A typical business process in a large organization has several intermediate steps (subsystems) handling part of the process chain. To analyze such business processes, both structured and semi-structured log data is often needed. Traditionally, this data had to be normalized using multi-step ETL cycles to flatten, combine, and store the data into a relational data store.

However, even after all these steps, customers are frequently unable to derive meaningful insights, because running analytics on normalized process data at scale is difficult using traditional tools. Moreover, any new information needs to be modeled and go through cycles of the ETL process change to be available for business needs, often making the whole process frustrating and error prone.

Amazon Opensearch Service is a fit for purpose solution for such use cases, because you can index all your structured and semi-structured log data into a single index store, and run search queries to combine this data at scale and identify patterns. As new data comes in, you naturally enhance your search queries to immediately include such insights, reducing time to market and improving the experience of your analysts.

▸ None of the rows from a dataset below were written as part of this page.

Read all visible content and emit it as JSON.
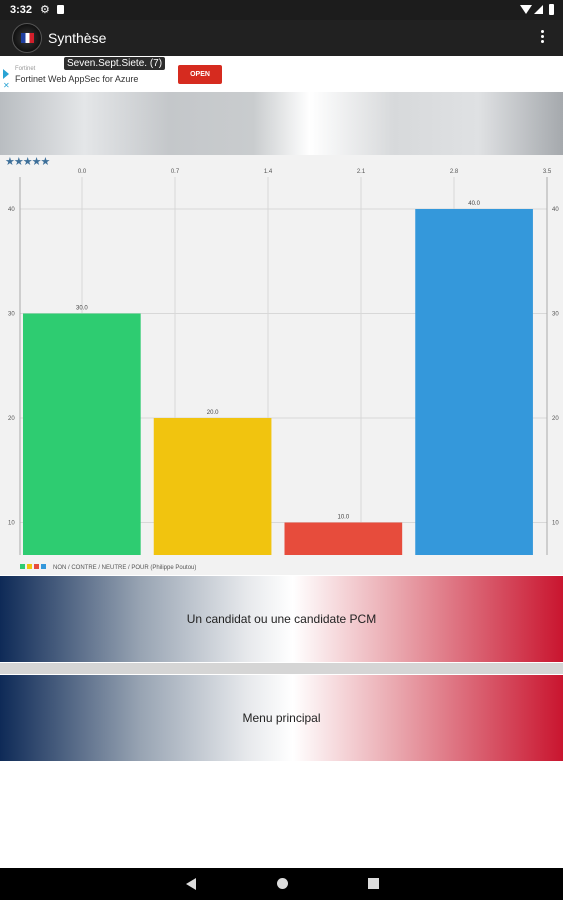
{
  "status_bar": {
    "time": "3:32"
  },
  "app_bar": {
    "title": "Synthèse"
  },
  "ad": {
    "sponsor": "Fortinet",
    "text": "Fortinet Web AppSec for Azure",
    "open_label": "OPEN"
  },
  "tooltip": "Seven.Sept.Siete. (7)",
  "rating": {
    "stars": "★★★★★"
  },
  "chart_data": {
    "type": "bar",
    "categories": [
      "NON",
      "CONTRE",
      "NEUTRE",
      "POUR"
    ],
    "values": [
      30.0,
      20.0,
      10.0,
      40.0
    ],
    "data_labels": [
      "30.0",
      "20.0",
      "10.0",
      "40.0"
    ],
    "colors": [
      "#2ecc71",
      "#f1c40f",
      "#e74c3c",
      "#3498db"
    ],
    "top_axis_ticks": [
      "0.0",
      "0.7",
      "1.4",
      "2.1",
      "2.8",
      "3.5"
    ],
    "left_axis_ticks": [
      "10",
      "20",
      "30",
      "40"
    ],
    "right_axis_ticks": [
      "10",
      "20",
      "30",
      "40"
    ],
    "legend_label": "NON / CONTRE / NEUTRE / POUR (Philippe Poutou)",
    "legend_placement": "bottom-left",
    "grid": true
  },
  "buttons": {
    "candidat_label": "Un candidat ou une candidate PCM",
    "menu_label": "Menu principal"
  }
}
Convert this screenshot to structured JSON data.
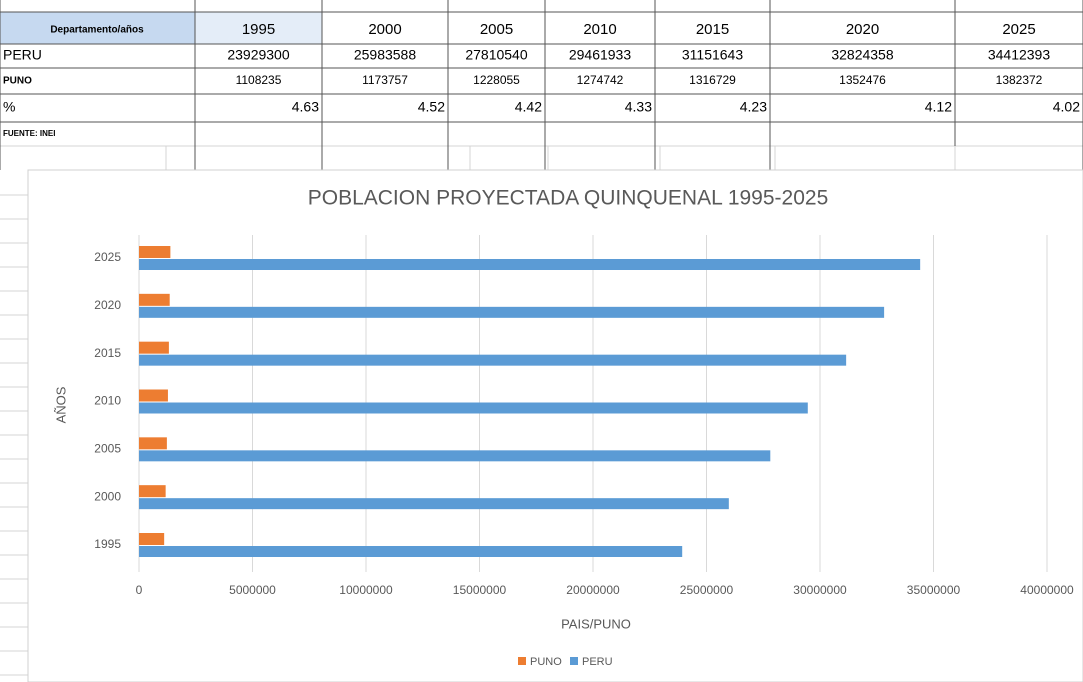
{
  "table": {
    "header": [
      "Departamento/años",
      "1995",
      "2000",
      "2005",
      "2010",
      "2015",
      "2020",
      "2025"
    ],
    "rows": [
      [
        "PERU",
        23929300,
        25983588,
        27810540,
        29461933,
        31151643,
        32824358,
        34412393
      ],
      [
        "PUNO",
        1108235,
        1173757,
        1228055,
        1274742,
        1316729,
        1352476,
        1382372
      ],
      [
        "%",
        4.63,
        4.52,
        4.42,
        4.33,
        4.23,
        4.12,
        4.02
      ]
    ],
    "source": "FUENTE: INEI"
  },
  "chart_data": {
    "type": "hbar",
    "title": "POBLACION PROYECTADA QUINQUENAL 1995-2025",
    "x_label": "PAIS/PUNO",
    "y_label": "AÑOS",
    "categories": [
      "1995",
      "2000",
      "2005",
      "2010",
      "2015",
      "2020",
      "2025"
    ],
    "series": [
      {
        "name": "PUNO",
        "color": "#ed7d31",
        "values": [
          1108235,
          1173757,
          1228055,
          1274742,
          1316729,
          1352476,
          1382372
        ]
      },
      {
        "name": "PERU",
        "color": "#5b9bd5",
        "values": [
          23929300,
          25983588,
          27810540,
          29461933,
          31151643,
          32824358,
          34412393
        ]
      }
    ],
    "xlim": [
      0,
      40000000
    ],
    "xticks": [
      0,
      5000000,
      10000000,
      15000000,
      20000000,
      25000000,
      30000000,
      35000000,
      40000000
    ],
    "grid": true,
    "legend": "bottom"
  }
}
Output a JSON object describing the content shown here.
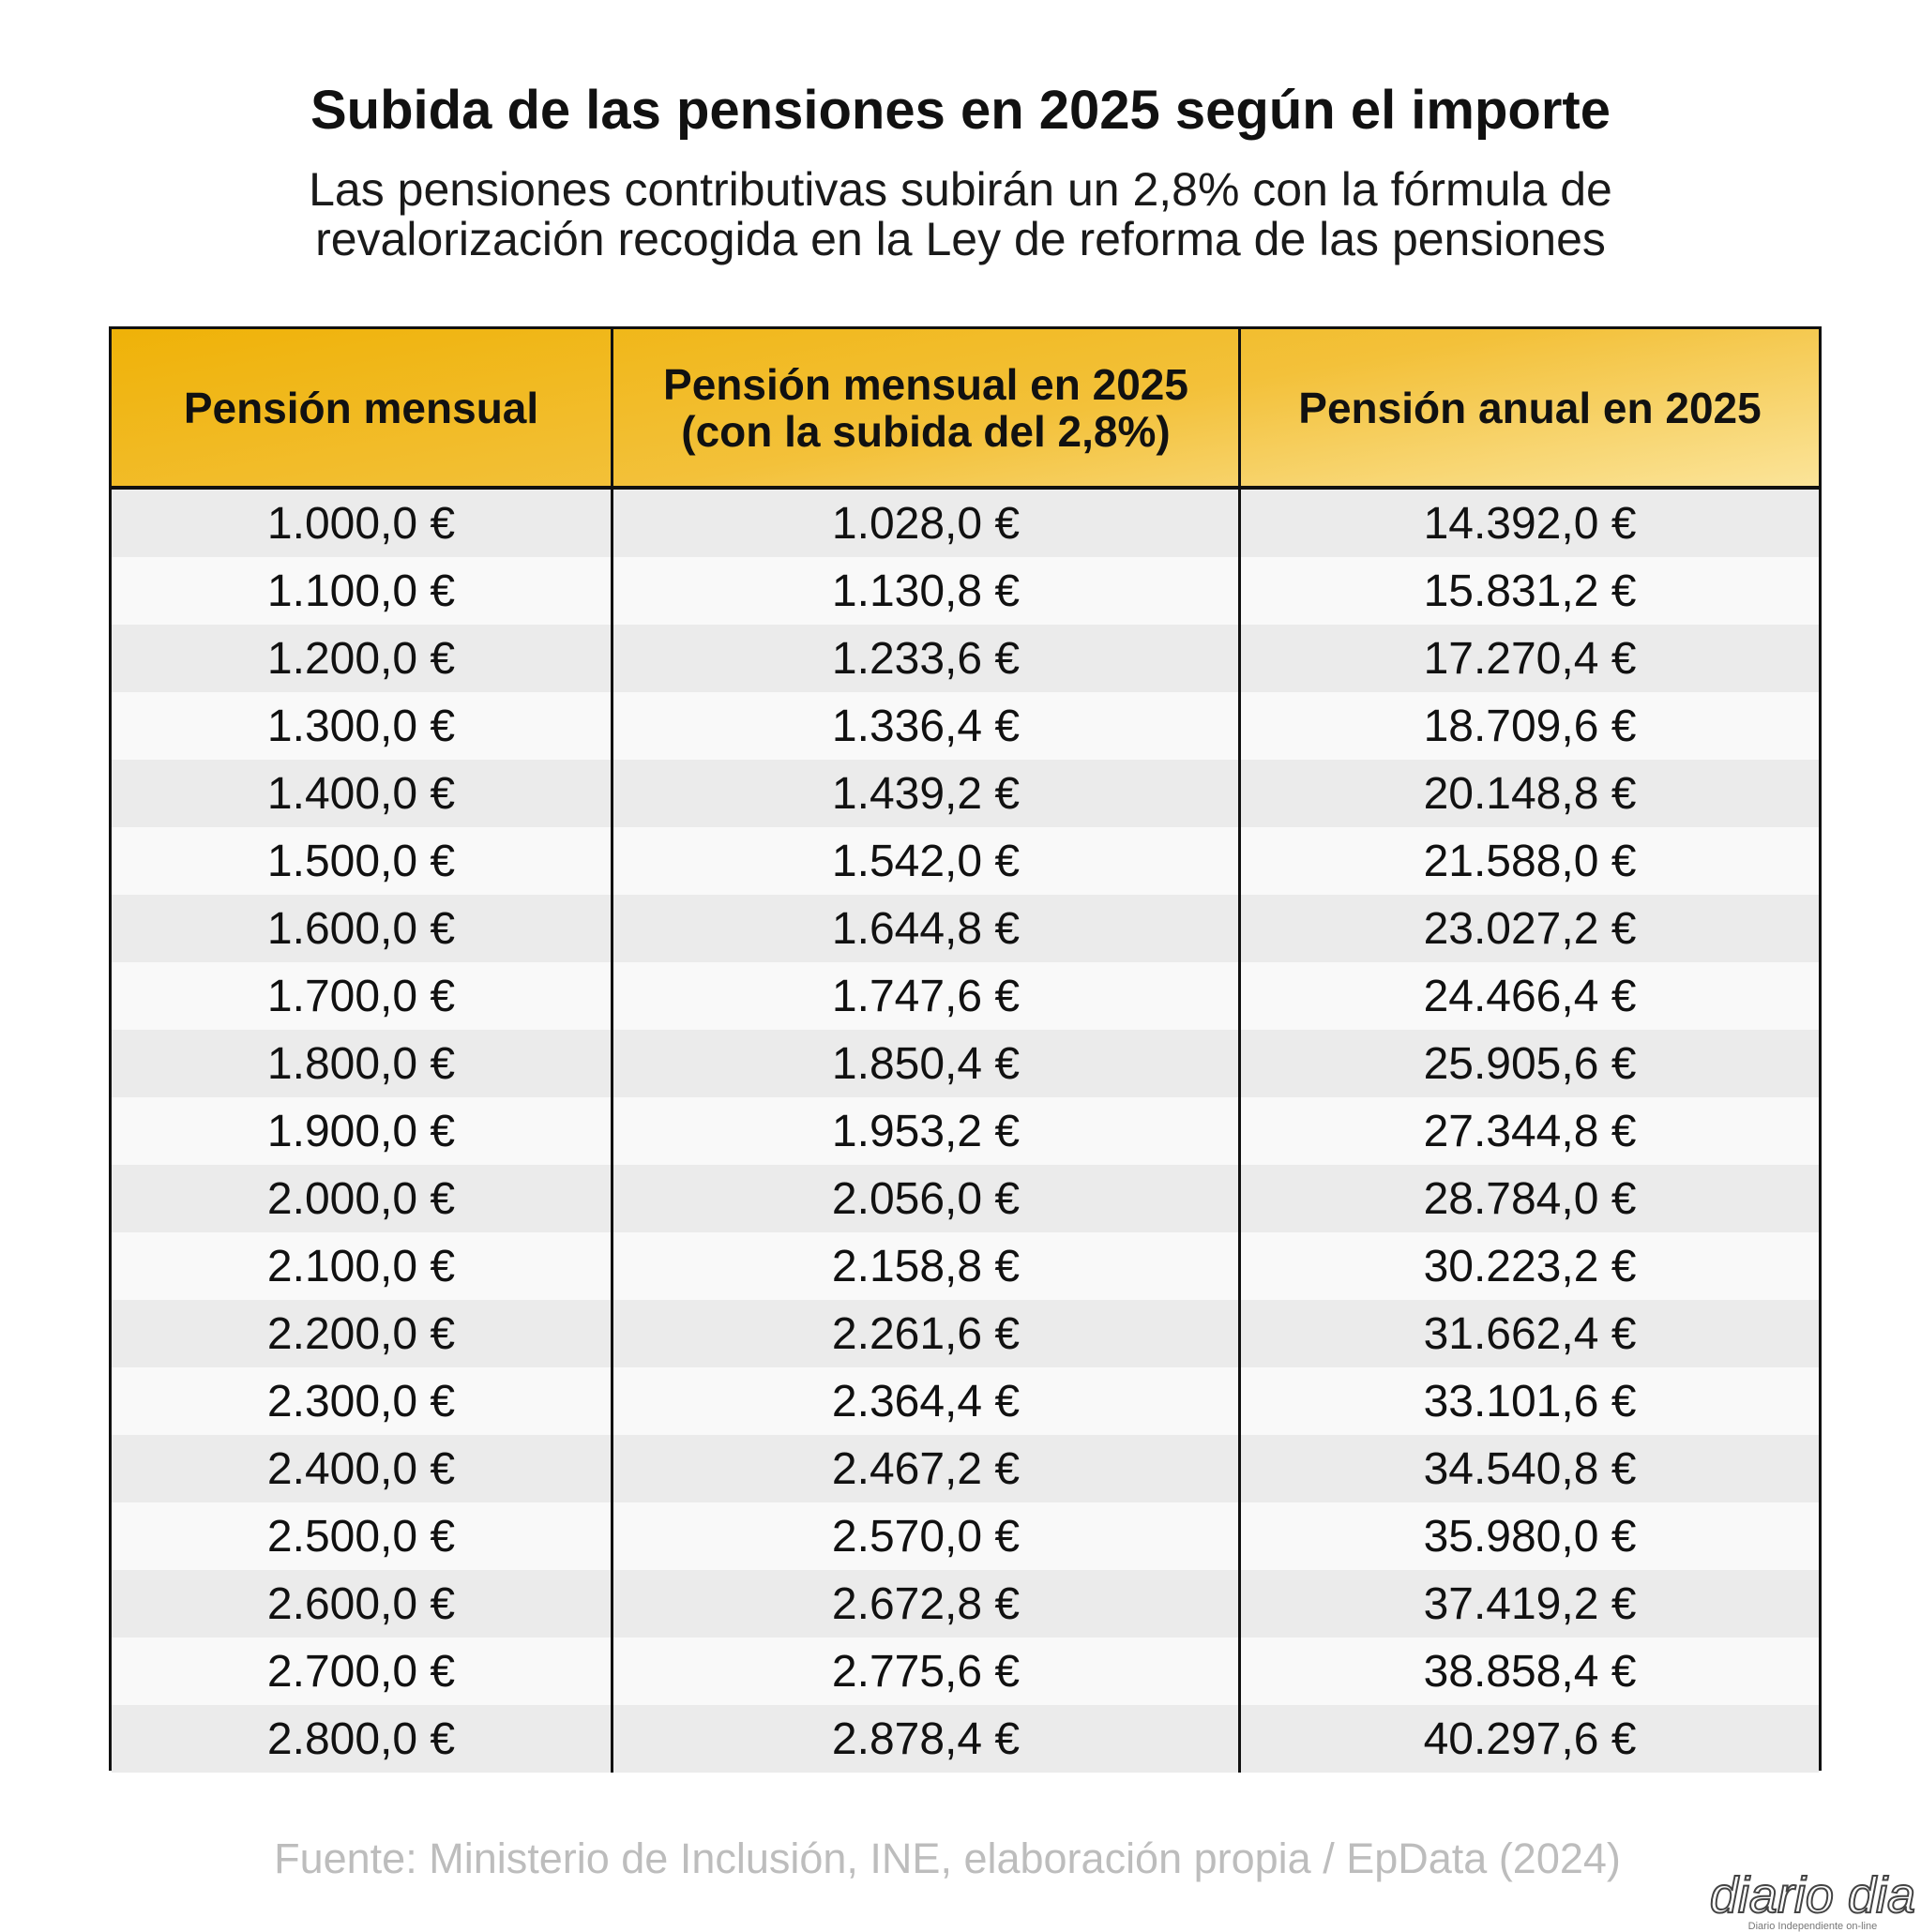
{
  "header": {
    "title": "Subida de las pensiones en 2025 según el importe",
    "subtitle": [
      "Las pensiones contributivas subirán un 2,8% con la fórmula de",
      "revalorización recogida en la Ley de reforma de las pensiones"
    ]
  },
  "table": {
    "columns": [
      [
        "Pensión mensual"
      ],
      [
        "Pensión mensual en 2025",
        "(con la subida del 2,8%)"
      ],
      [
        "Pensión anual en 2025"
      ]
    ],
    "rows": [
      [
        "1.000,0 €",
        "1.028,0 €",
        "14.392,0 €"
      ],
      [
        "1.100,0 €",
        "1.130,8 €",
        "15.831,2 €"
      ],
      [
        "1.200,0 €",
        "1.233,6 €",
        "17.270,4 €"
      ],
      [
        "1.300,0 €",
        "1.336,4 €",
        "18.709,6 €"
      ],
      [
        "1.400,0 €",
        "1.439,2 €",
        "20.148,8 €"
      ],
      [
        "1.500,0 €",
        "1.542,0 €",
        "21.588,0 €"
      ],
      [
        "1.600,0 €",
        "1.644,8 €",
        "23.027,2 €"
      ],
      [
        "1.700,0 €",
        "1.747,6 €",
        "24.466,4 €"
      ],
      [
        "1.800,0 €",
        "1.850,4 €",
        "25.905,6 €"
      ],
      [
        "1.900,0 €",
        "1.953,2 €",
        "27.344,8 €"
      ],
      [
        "2.000,0 €",
        "2.056,0 €",
        "28.784,0 €"
      ],
      [
        "2.100,0 €",
        "2.158,8 €",
        "30.223,2 €"
      ],
      [
        "2.200,0 €",
        "2.261,6 €",
        "31.662,4 €"
      ],
      [
        "2.300,0 €",
        "2.364,4 €",
        "33.101,6 €"
      ],
      [
        "2.400,0 €",
        "2.467,2 €",
        "34.540,8 €"
      ],
      [
        "2.500,0 €",
        "2.570,0 €",
        "35.980,0 €"
      ],
      [
        "2.600,0 €",
        "2.672,8 €",
        "37.419,2 €"
      ],
      [
        "2.700,0 €",
        "2.775,6 €",
        "38.858,4 €"
      ],
      [
        "2.800,0 €",
        "2.878,4 €",
        "40.297,6 €"
      ]
    ]
  },
  "footer": {
    "source": "Fuente: Ministerio de Inclusión, INE, elaboración propia / EpData (2024)"
  },
  "logo": {
    "name": "diario dia",
    "tagline": "Diario Independiente on-line"
  }
}
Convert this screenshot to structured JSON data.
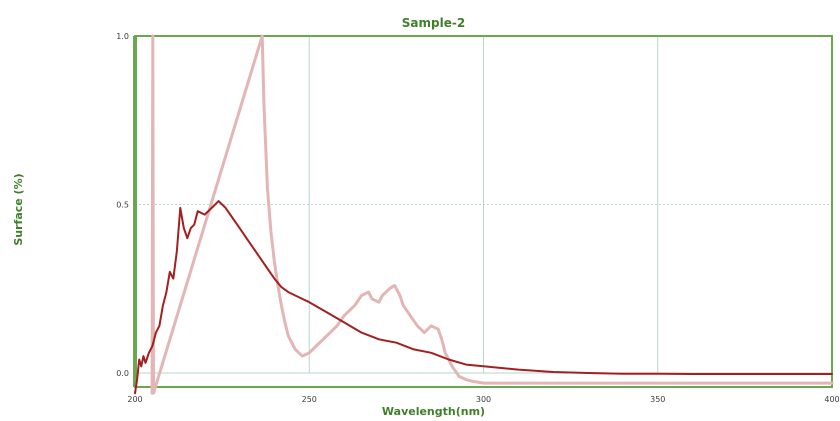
{
  "chart_data": {
    "type": "line",
    "title": "Sample-2",
    "xlabel": "Wavelength(nm)",
    "ylabel": "Surface (%)",
    "xlim": [
      200,
      400
    ],
    "ylim": [
      0,
      1
    ],
    "x_ticks": [
      200,
      250,
      300,
      350,
      400
    ],
    "x_tick_labels": [
      "200",
      "250",
      "300",
      "350",
      "400"
    ],
    "y_ticks": [
      0,
      0.5,
      1
    ],
    "y_tick_labels": [
      "0.0",
      "0.5",
      "1.0"
    ],
    "grid": true,
    "legend": "none",
    "colors": {
      "frame": "#6aa84f",
      "grid": "#b9d6c9",
      "series_1": "#a32020",
      "series_2": "#e3b5b5",
      "text": "#3f7f2a"
    },
    "series": [
      {
        "values_x": [
          200,
          200.6,
          201.2,
          201.8,
          202.4,
          203,
          204,
          205,
          206,
          207,
          208,
          209,
          210,
          211,
          212,
          213,
          214,
          215,
          216,
          217,
          218,
          220,
          222,
          224,
          226,
          228,
          230,
          232,
          234,
          236,
          238,
          240,
          242,
          244,
          246,
          248,
          250,
          255,
          260,
          265,
          270,
          275,
          280,
          285,
          290,
          295,
          300,
          310,
          320,
          330,
          340,
          350,
          360,
          370,
          380,
          390,
          400
        ],
        "values_y": [
          -0.06,
          -0.02,
          0.04,
          0.02,
          0.05,
          0.03,
          0.06,
          0.08,
          0.12,
          0.14,
          0.2,
          0.24,
          0.3,
          0.28,
          0.36,
          0.49,
          0.43,
          0.4,
          0.43,
          0.44,
          0.48,
          0.47,
          0.49,
          0.51,
          0.49,
          0.46,
          0.43,
          0.4,
          0.37,
          0.34,
          0.31,
          0.28,
          0.255,
          0.24,
          0.23,
          0.22,
          0.21,
          0.18,
          0.15,
          0.12,
          0.1,
          0.09,
          0.07,
          0.06,
          0.04,
          0.025,
          0.02,
          0.01,
          0.003,
          0.0,
          -0.002,
          -0.002,
          -0.003,
          -0.003,
          -0.003,
          -0.003,
          -0.003
        ]
      },
      {
        "values_x": [
          204.9,
          205.1,
          205.3,
          236.5,
          237,
          238,
          239,
          240,
          241,
          242,
          243,
          244,
          246,
          248,
          250,
          252,
          254,
          256,
          258,
          260,
          261,
          263,
          265,
          267,
          268,
          270,
          271,
          273,
          274.5,
          276,
          277,
          279,
          281,
          283,
          285,
          287,
          288,
          289,
          290,
          291,
          292,
          293,
          295,
          297,
          300,
          310,
          320,
          330,
          340,
          350,
          360,
          370,
          380,
          390,
          400
        ],
        "values_y": [
          -0.06,
          1.0,
          -0.06,
          1.0,
          0.8,
          0.55,
          0.42,
          0.33,
          0.26,
          0.2,
          0.15,
          0.11,
          0.07,
          0.05,
          0.06,
          0.08,
          0.1,
          0.12,
          0.14,
          0.17,
          0.18,
          0.2,
          0.23,
          0.24,
          0.22,
          0.21,
          0.23,
          0.25,
          0.26,
          0.23,
          0.2,
          0.17,
          0.14,
          0.12,
          0.14,
          0.13,
          0.1,
          0.06,
          0.04,
          0.02,
          0.005,
          -0.01,
          -0.02,
          -0.025,
          -0.03,
          -0.03,
          -0.03,
          -0.03,
          -0.03,
          -0.03,
          -0.03,
          -0.03,
          -0.03,
          -0.03,
          -0.03
        ]
      }
    ]
  }
}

User profile store for personalization

Businesses want to better engage with their customers by providing tailor-made recommendations of product and services based on the current and previous patterns of customer preferences.

To achieve such a high degree of personalization, data from various channels of user interaction needs to be combined with existing data about the customer. Typically, clickstream data from web and mobile channels, call scripts from call centers, chat scripts from chat bots, and other data from after sales and service feedback tools and social media needs to combined, related, and enriched with users’ data from system of record to identify various properties of the users. These properties help determine the best actions and recommendations for the user, which can be fine-tuned using recent behavior.

This set of properties can be called a user profile.

Storing this profile in a traditional RDBMS is challenging, because on large ecommerce web channels, there can be tens of thousands to millions of users, each with a varying set of attributes associated with their profile. To meet such large scale and constantly changing attributes, these user profiles must be stored in a highly scalable and flexible sub-second latency data store, to support the millions of API calls of the personalization engine for profile lookups.

Amazon DynamoDB delivers this performance, with millions of API call lookups in sub-second latency at any scale.